Duke Hashimoto

Personal information
- Full name: Duke E. Hashimoto
- Date of birth: December 15, 1984 (age 40)
- Place of birth: Kapolei, Hawaii, U.S.
- Height: 5 ft 7 in (1.70 m)
- Position: Forward

Youth career
- Honolulu Bulls

College career
- Years: Team / Apps / (Gls)
- 2002–2005: SMU Mustangs

Senior career*
- Years: Team / Apps / (Gls)
- 2005: DFW Tornados / 1 / (0)
- 2006: Columbus Crew / 0 / (0)
- 2007–2008: Real Salt Lake / 0 / (0)
- 2008: Atlanta Silverbacks / 4 / (0)

Managerial career
- 2012: Hawaiʻi-Hilo Vulcans (asst.)

= Duke Hashimoto =

American soccer player

Duke Hashimoto (born December 15, 1984) is an American retired soccer forward. He currently resides in Honolulu, Hawaii and works as a commercial and residential Realtor.

==College==
Hashimoto grew up in Hawaii, where he played soccer at Iolani School. He was a two time (2001, 2002) All State soccer player and the 2002 State Soccer Player of the Year. His Honolulu Bulls club team won the 2004 USYSA U-19 National Championship. However, his junior year, he tore the anterior cruciate ligament in his right knee, which would become a recurring theme in his career. He attended Southern Methodist University, playing on the men's soccer team from 2002 to 2005. He lost the last third of his junior season after tearing the ACL in his left knee. He was a 2005 second team All American.

==Professional==
In 2005, Hashimoto played as an amateur with the DFW Tornados of the fourth division Premier Development League.
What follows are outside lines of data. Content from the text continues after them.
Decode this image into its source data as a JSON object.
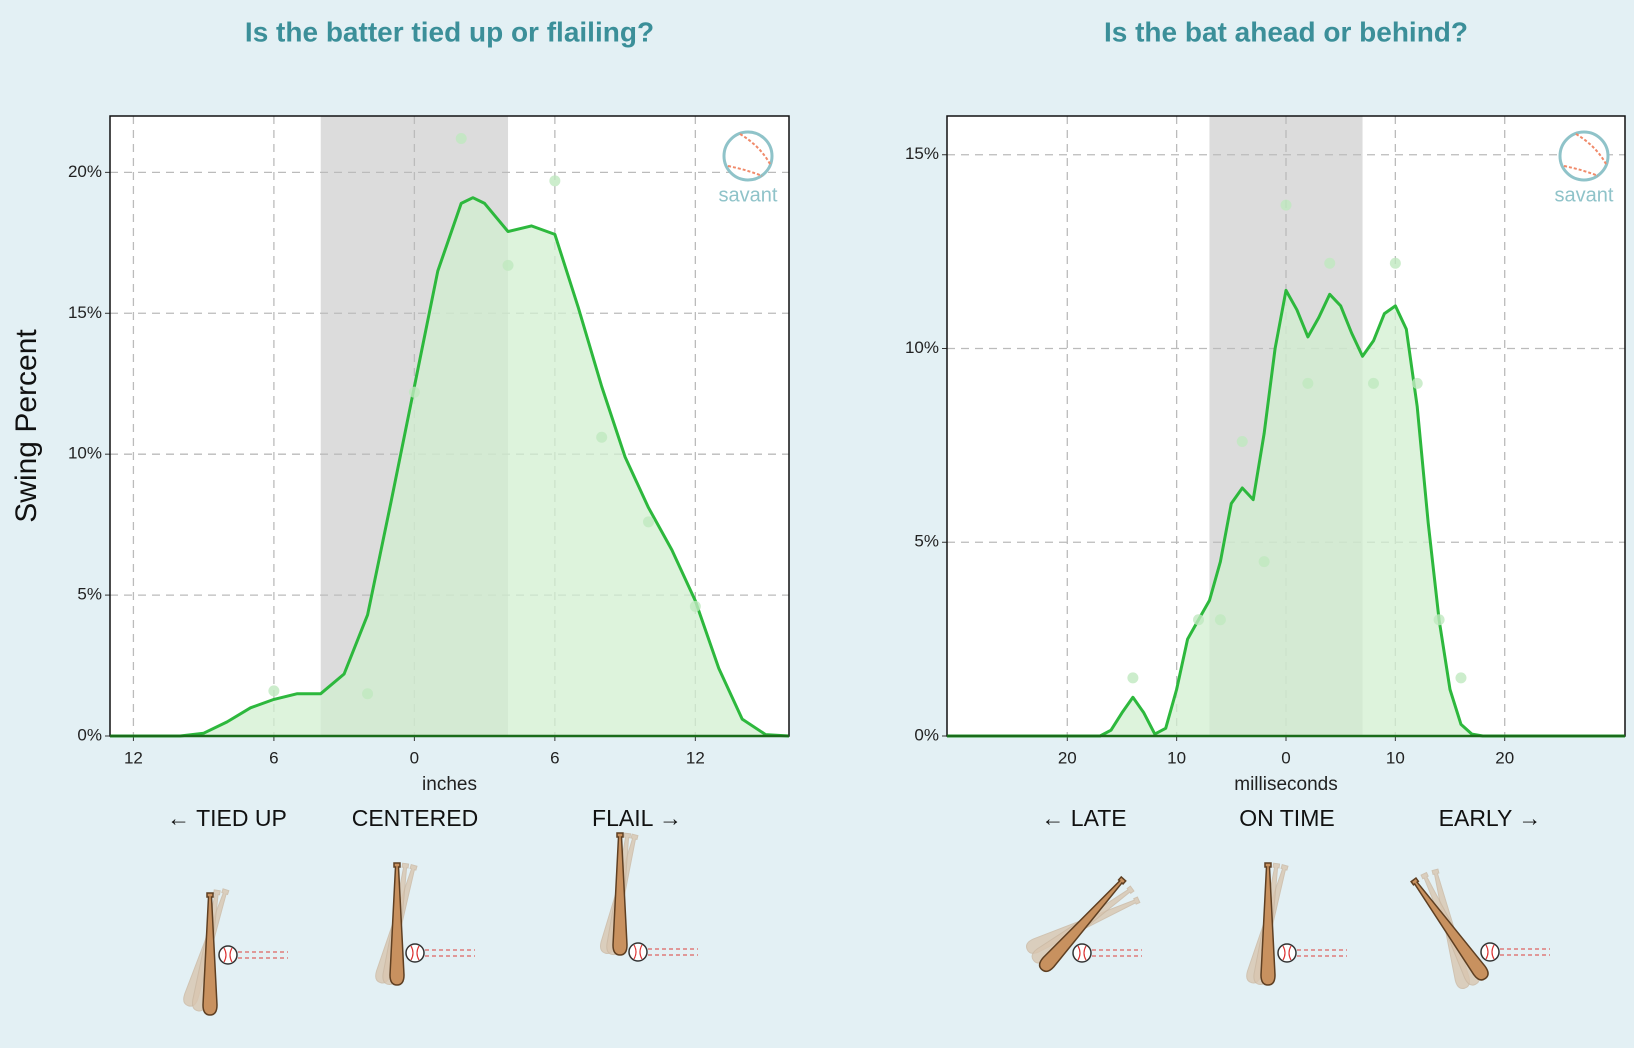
{
  "chart_data": [
    {
      "type": "area",
      "title": "Is the batter tied up or flailing?",
      "xlabel": "inches",
      "ylabel": "Swing Percent",
      "watermark": "savant",
      "color": "#2db83d",
      "fill": "#d2efd0",
      "x": [
        -13,
        -10,
        -9,
        -8,
        -7,
        -6,
        -5,
        -4,
        -3,
        -2,
        -1,
        0,
        1,
        2,
        2.5,
        3,
        4,
        5,
        6,
        7,
        8,
        9,
        10,
        11,
        12,
        13,
        14,
        15,
        16
      ],
      "values": [
        0,
        0,
        0.1,
        0.5,
        1.0,
        1.3,
        1.5,
        1.5,
        2.2,
        4.3,
        8.3,
        12.4,
        16.5,
        18.9,
        19.1,
        18.9,
        17.9,
        18.1,
        17.8,
        15.2,
        12.4,
        9.9,
        8.1,
        6.6,
        4.8,
        2.4,
        0.6,
        0.05,
        0
      ],
      "scatter": {
        "color": "#bfe8bf",
        "x": [
          -6,
          -2,
          0,
          2,
          4,
          6,
          8,
          10,
          12
        ],
        "values": [
          1.6,
          1.5,
          12.2,
          21.2,
          16.7,
          19.7,
          10.6,
          7.6,
          4.6
        ]
      },
      "shaded_range": [
        -4,
        4
      ],
      "xlim": [
        -13,
        16
      ],
      "ylim": [
        0,
        22
      ],
      "xticks": [
        {
          "value": -12,
          "label": "12"
        },
        {
          "value": -6,
          "label": "6"
        },
        0,
        6,
        12
      ],
      "yticks": [
        {
          "value": 0,
          "label": "0%"
        },
        {
          "value": 5,
          "label": "5%"
        },
        {
          "value": 10,
          "label": "10%"
        },
        {
          "value": 15,
          "label": "15%"
        },
        {
          "value": 20,
          "label": "20%"
        }
      ],
      "grid": true,
      "zone_labels": [
        "← TIED UP",
        "CENTERED",
        "FLAIL →"
      ]
    },
    {
      "type": "area",
      "title": "Is the bat ahead or behind?",
      "xlabel": "milliseconds",
      "watermark": "savant",
      "color": "#2db83d",
      "fill": "#d2efd0",
      "x": [
        -31,
        -17,
        -16,
        -15,
        -14,
        -13,
        -12,
        -11,
        -10,
        -9,
        -8,
        -7,
        -6,
        -5,
        -4,
        -3,
        -2,
        -1,
        0,
        1,
        2,
        3,
        4,
        5,
        6,
        7,
        8,
        9,
        10,
        11,
        12,
        13,
        14,
        15,
        16,
        17,
        18,
        31
      ],
      "values": [
        0,
        0,
        0.15,
        0.6,
        1.0,
        0.6,
        0.05,
        0.2,
        1.2,
        2.5,
        3.0,
        3.5,
        4.5,
        6.0,
        6.4,
        6.1,
        7.8,
        10.0,
        11.5,
        11.0,
        10.3,
        10.8,
        11.4,
        11.1,
        10.4,
        9.8,
        10.2,
        10.9,
        11.1,
        10.5,
        8.5,
        5.5,
        3.0,
        1.2,
        0.3,
        0.05,
        0,
        0
      ],
      "scatter": {
        "color": "#bfe8bf",
        "x": [
          -14,
          -8,
          -6,
          -4,
          -2,
          0,
          2,
          4,
          8,
          10,
          12,
          14,
          16
        ],
        "values": [
          1.5,
          3.0,
          3.0,
          7.6,
          4.5,
          13.7,
          9.1,
          12.2,
          9.1,
          12.2,
          9.1,
          3.0,
          1.5
        ]
      },
      "shaded_range": [
        -7,
        7
      ],
      "xlim": [
        -31,
        31
      ],
      "ylim": [
        0,
        16
      ],
      "xticks": [
        {
          "value": -20,
          "label": "20"
        },
        {
          "value": -10,
          "label": "10"
        },
        0,
        10,
        20
      ],
      "yticks": [
        {
          "value": 0,
          "label": "0%"
        },
        {
          "value": 5,
          "label": "5%"
        },
        {
          "value": 10,
          "label": "10%"
        },
        {
          "value": 15,
          "label": "15%"
        }
      ],
      "grid": true,
      "zone_labels": [
        "← LATE",
        "ON TIME",
        "EARLY →"
      ]
    }
  ]
}
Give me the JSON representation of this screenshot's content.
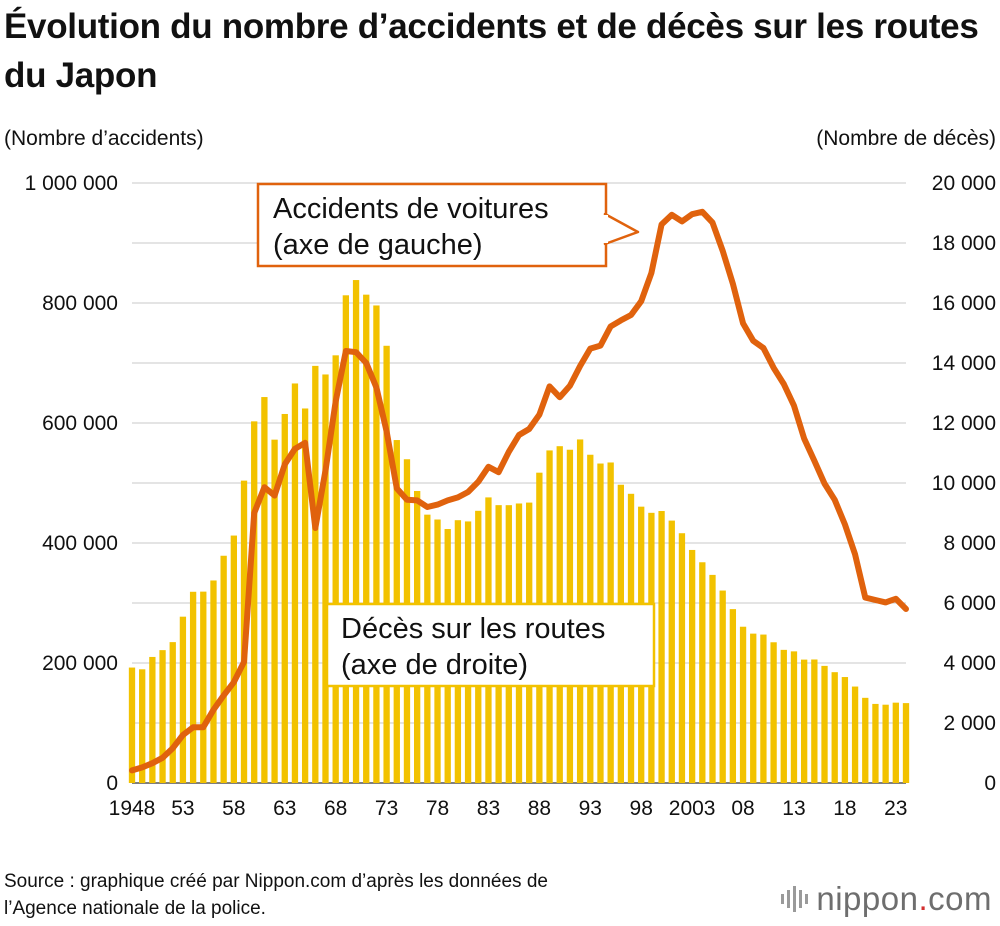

On January 20, 2006, the Columbus Crew selected Hashimoto in the fourth round (38th overall) in the 2006 MLS SuperDraft. On May 23, 2006, the Crew traded Hashimoto to Real Salt Lake in exchange for Noah Palmer. He then spent the rest of the season with Real's reserves, playing eight games and scoring three goals. In June 2007, he tore the ACL in his left knee, forcing him to sit out the season. He had surgery, but tore it again in September 2007. He failed to gain first team game time in 2008 and on March 3, 2008, the Salt Lake waived him. On August 28, 2008, the Atlanta Silverbacks of the USL First Division acquired him for the remainder of the season.

==Coaching and Management==
Duke Hashimoto moved back to Hawaii coaching elite youth soccer academy Abunai island soccer. Hashimoto coached with the University of Hawaiʻi at Hilo men's soccer team in 2012.